What does a sporadic special interest in cleaning look like? It’s when I know the chemistry and delight in making my own products,  using my knowledge of kitchen chemistry and aromatherapy.  It’s when I take base produce,  unscented,  and use aromatherapy to give them my signature scent,  or maybe a specific essential blend for a specific situation, such as mould.

Otherwise,  however,  my personal brand of executive dysfunction combined with object permanence means untidiness and clutter. Internalised ableism from a lifetime of masking and pretending to be what I was not creates a cruel inner voice.

This is the damage of undiagnosed autism. Parents remonstrate, real estate property managers write bad reports and managers down grade your annual performance appraisal.
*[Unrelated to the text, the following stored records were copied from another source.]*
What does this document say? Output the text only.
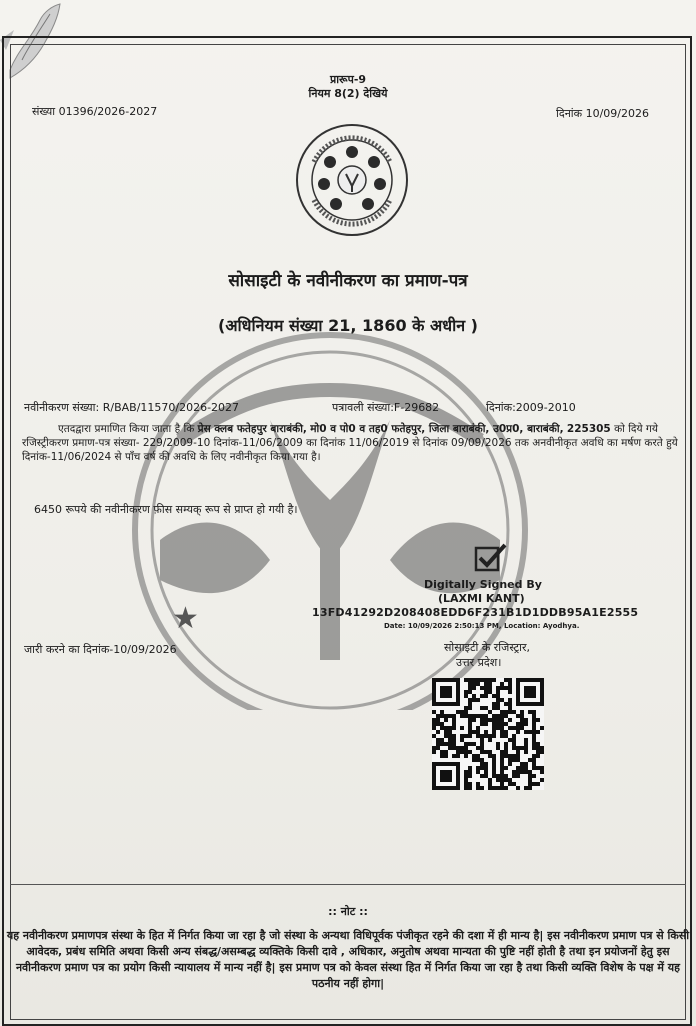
प्रारूप-9
नियम 8(2) देखिये
संख्या 01396/2026-2027	दिनांक 10/09/2026
सोसाइटी के नवीनीकरण का प्रमाण-पत्र
(अधिनियम संख्या 21, 1860 के अधीन )
नवीनीकरण संख्या: R/BAB/11570/2026-2027	पत्रावली संख्या:F-29682	दिनांक:2009-2010
एतदद्वारा प्रमाणित किया जाता है कि प्रेस क्लब फतेहपुर बाराबंकी, मो0 व पो0 व तह0 फतेहपुर, जिला बाराबंकी, उ0प्र0, बाराबंकी, 225305 को दिये गये रजिस्ट्रीकरण प्रमाण-पत्र संख्या- 229/2009-10 दिनांक-11/06/2009 का दिनांक 11/06/2019 से दिनांक 09/09/2026 तक अनवीनीकृत अवधि का मर्षण करते हुये दिनांक-11/06/2024 से पाँच वर्ष की अवधि के लिए नवीनीकृत किया गया है।
6450 रूपये की नवीनीकरण फ़ीस सम्यक् रूप से प्राप्त हो गयी है।
Digitally Signed By
(LAXMI KANT)
13FD41292D208408EDD6F231B1D1DDB95A1E2555
Date: 10/09/2026 2:50:13 PM, Location: Ayodhya.
जारी करने का दिनांक-10/09/2026
★
सोसाइटी के रजिस्ट्रार,
उत्तर प्रदेश।
:: नोट ::
यह नवीनीकरण प्रमाणपत्र संस्था के हित में निर्गत किया जा रहा है जो संस्था के अन्यथा विधिपूर्वक पंजीकृत रहने की दशा में ही मान्य है| इस नवीनीकरण प्रमाण पत्र से किसी आवेदक, प्रबंध समिति अथवा किसी अन्य संबद्ध/असम्बद्ध व्यक्तिके किसी दावे , अधिकार, अनुतोष अथवा मान्यता की पुष्टि नहीं होती है तथा इन प्रयोजनों हेतु इस नवीनीकरण प्रमाण पत्र का प्रयोग किसी न्यायालय में मान्य नहीं है| इस प्रमाण पत्र को केवल संस्था हित में निर्गत किया जा रहा है तथा किसी व्यक्ति विशेष के पक्ष में यह पठनीय नहीं होगा|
So how am I going to deal with it? Like this.  I have four polypropylene shopping bags,  2 black,  2 white.  Each one has been labelled – upstairs,  downstairs,  rubbish,  recyclables. And with a timer set for 20 minutes,  pick a pile of shame and go for 20 minutes, filling those bags up.  After 20 minutes,  stop.  Go and deal with the contents of the bags. Throw stuff into the correct bin,  take stuff upstairs or downstairs, where it needs to go. Wash hands,  have a glass of water,  and that’s one little bit done.

I’ve beaten back executive dysfunction in my cooking.  Now it’s time to triumph with my executive dysfunction and set routines to help me be a better,  autistic,  me.